Hong Kong Company Maintenance and Compliance Guide (2) – Filing Obligations with the Companies Registry

1. Filing of Changes of Particulars

A company must file the relevant particulars with the Registrar within the period indicated, in the event of:

(1) any change in the directors or secretary or in the filed particulars of any existing directors or secretary – 14 days
(2) any change in the location of the registered office – 14 days
(3) any increase in the authorized share capital (this also requires the payment of a capital fee) – 15 days
(4) any relocation of the company’s statutory books from the company’s registered office – 14 days
(5) any change of name of a company – 15 days after the passing of the resolution
(6) the passing of a special resolution (other than special resolutions to change the name of a company) or certain other resolutions – 15 days
(7) any allotment or issue of new shares (this also requires the payment of a capital fee on the amount of any premium over the nominal value at which the shares are allotted or issued) – one month
(8) the creation of a charge over certain types of assets or the acquisition subject to an existing charge of certain types of assets, in either case whether the asset is within or outside Hong Kong – 5 weeks

In relation to the last two items, if the relevant particulars are not filed with the Registrar within the prescribed period, an application will have to be made to the Court for an extension of the time within which the particulars may be filed. Any such application will need to be supported by an affidavit giving an explanation as to why the particulars were not filed within the prescribed period.

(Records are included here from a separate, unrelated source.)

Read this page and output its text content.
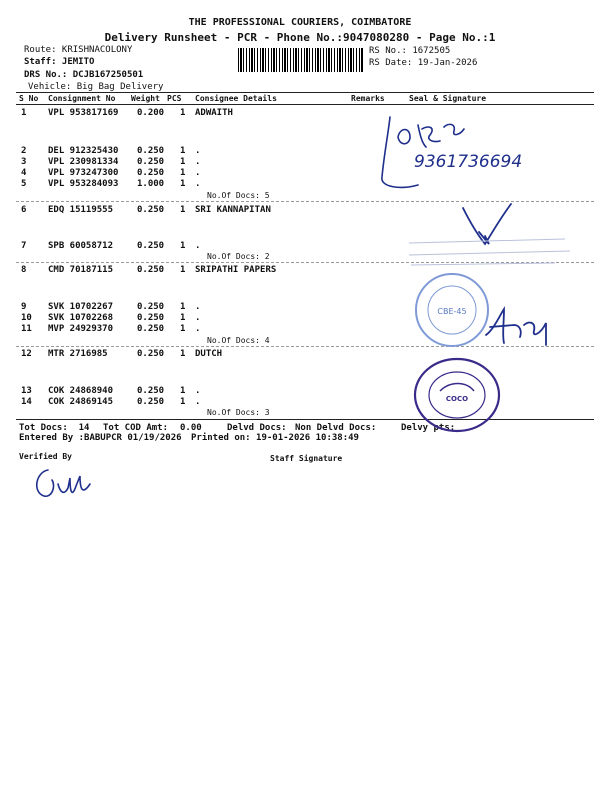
THE PROFESSIONAL COURIERS, COIMBATORE
Delivery Runsheet - PCR - Phone No.:9047080280 - Page No.:1
Route: KRISHNACOLONY
Staff: JEMITO
DRS No.: DCJB167250501
Vehicle: Big Bag Delivery
RS No.: 1672505
RS Date: 19-Jan-2026
S No Consignment No Weight PCS Consignee Details	Remarks	Seal & Signature
1 VPL 953817169 0.200 1 ADWAITH
2 DEL 912325430 0.250 1 .
3 VPL 230981334 0.250 1 .
4 VPL 973247300 0.250 1 .
5 VPL 953284093 1.000 1 .
No.Of Docs: 5
6 EDQ 15119555	0.250 1 SRI KANNAPITAN
7 SPB 60058712	0.250 1 .
No.Of Docs: 2
8 CMD 70187115	0.250 1 SRIPATHI PAPERS
9 SVK 10702267	0.250 1 .
10 SVK 10702268	0.250 1 .
11 MVP 24929370	0.250 1 .
No.Of Docs: 4
12 MTR 2716985	0.250 1 DUTCH
13 COK 24868940	0.250 1 .
14 COK 24869145	0.250 1 .
No.Of Docs: 3
Tot Docs:  14 Tot COD Amt: 0.00	Delvd Docs: Non Delvd Docs:	Delvy pts:
Entered By :BABUPCR 01/19/2026 Printed on: 19-01-2026 10:38:49
Verified By	Staff Signature
9361736694
CBE-45
COCO
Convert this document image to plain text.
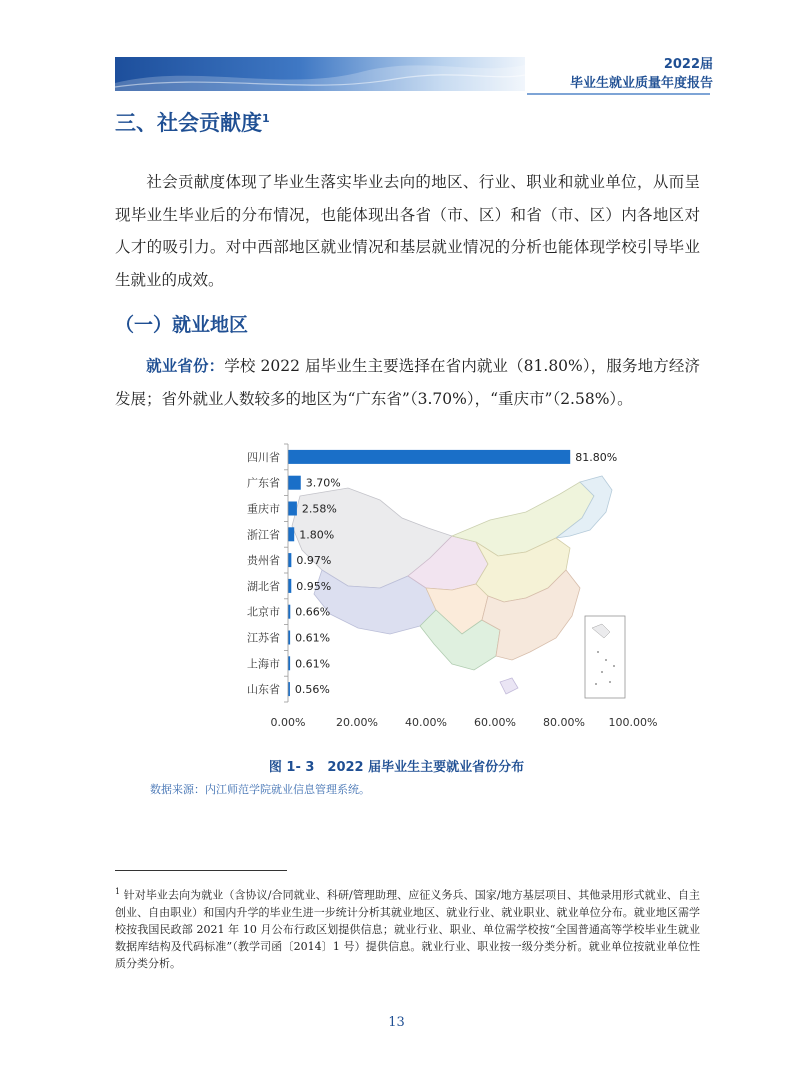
2022届
毕业生就业质量年度报告
三、社会贡献度$^1$
社会贡献度体现了毕业生落实毕业去向的地区、行业、职业和就业单位，从而呈现毕业生毕业后的分布情况，也能体现出各省（市、区）和省（市、区）内各地区对人才的吸引力。对中西部地区就业情况和基层就业情况的分析也能体现学校引导毕业生就业的成效。
（一）就业地区
就业省份：学校 2022 届毕业生主要选择在省内就业（81.80%），服务地方经济发展；省外就业人数较多的地区为“广东省”（3.70%），“重庆市”（2.58%）。
四川省	81.80%
广东省 3.70%
重庆市 2.58%
浙江省 1.80%
贵州省 0.97%
湖北省 0.95%
北京市 0.66%
江苏省 0.61%
上海市 0.61%
山东省 0.56%
0.00%	20.00% 40.00% 60.00% 80.00% 100.00%
图 1- 3　2022 届毕业生主要就业省份分布
数据来源：内江师范学院就业信息管理系统。
$^1$ 针对毕业去向为就业（含协议/合同就业、科研/管理助理、应征义务兵、国家/地方基层项目、其他录用形式就业、自主创业、自由职业）和国内升学的毕业生进一步统计分析其就业地区、就业行业、就业职业、就业单位分布。就业地区需学校按我国民政部 2021 年 10 月公布行政区划提供信息；就业行业、职业、单位需学校按“全国普通高等学校毕业生就业数据库结构及代码标准”（教学司函〔2014〕1 号）提供信息。就业行业、职业按一级分类分析。就业单位按就业单位性质分类分析。
13
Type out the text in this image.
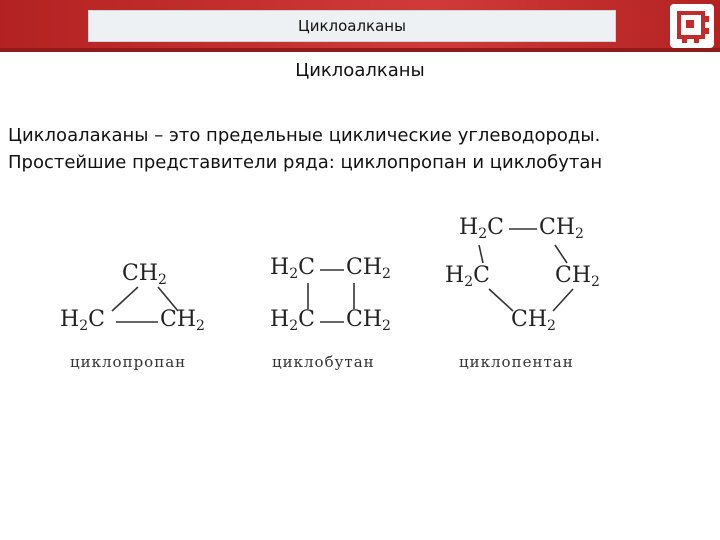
Циклоалканы
Циклоалканы
Циклоалаканы – это предельные циклические углеводороды.
Простейшие представители ряда: циклопропан и циклобутан
$CH_2$
$H_2C$	$CH_2$
циклопропан
$H_2C$ $CH_2$
$H_2C$ $CH_2$
циклобутан
$H_2C$ $CH_2$
$H_2C$	$CH_2$
$CH_2$
циклопентан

2. Filing of Annual Return

An Annual Return must be filed with the Registrar of Companies at least once a year (except if there has been no change in the filed particulars since the date of the last annual return, in which case a certificate confirming this fact can be filed in lieu of an annual return).

The annual return contains among other things:

(1) particulars of the authorized and issued share capital of the company
(2) the names and addresses of its directors and the secretary
(3) the names and addresses of its registered shareholders
(4) the amount secured by any registered charges.

The return must be signed by a director or the secretary of the company and must be filed within 42 days of the anniversary of the incorporation of the company. Public companies and companies limited by guarantee without a share capital must file their annual return within 42 days of the annual general meeting in each year.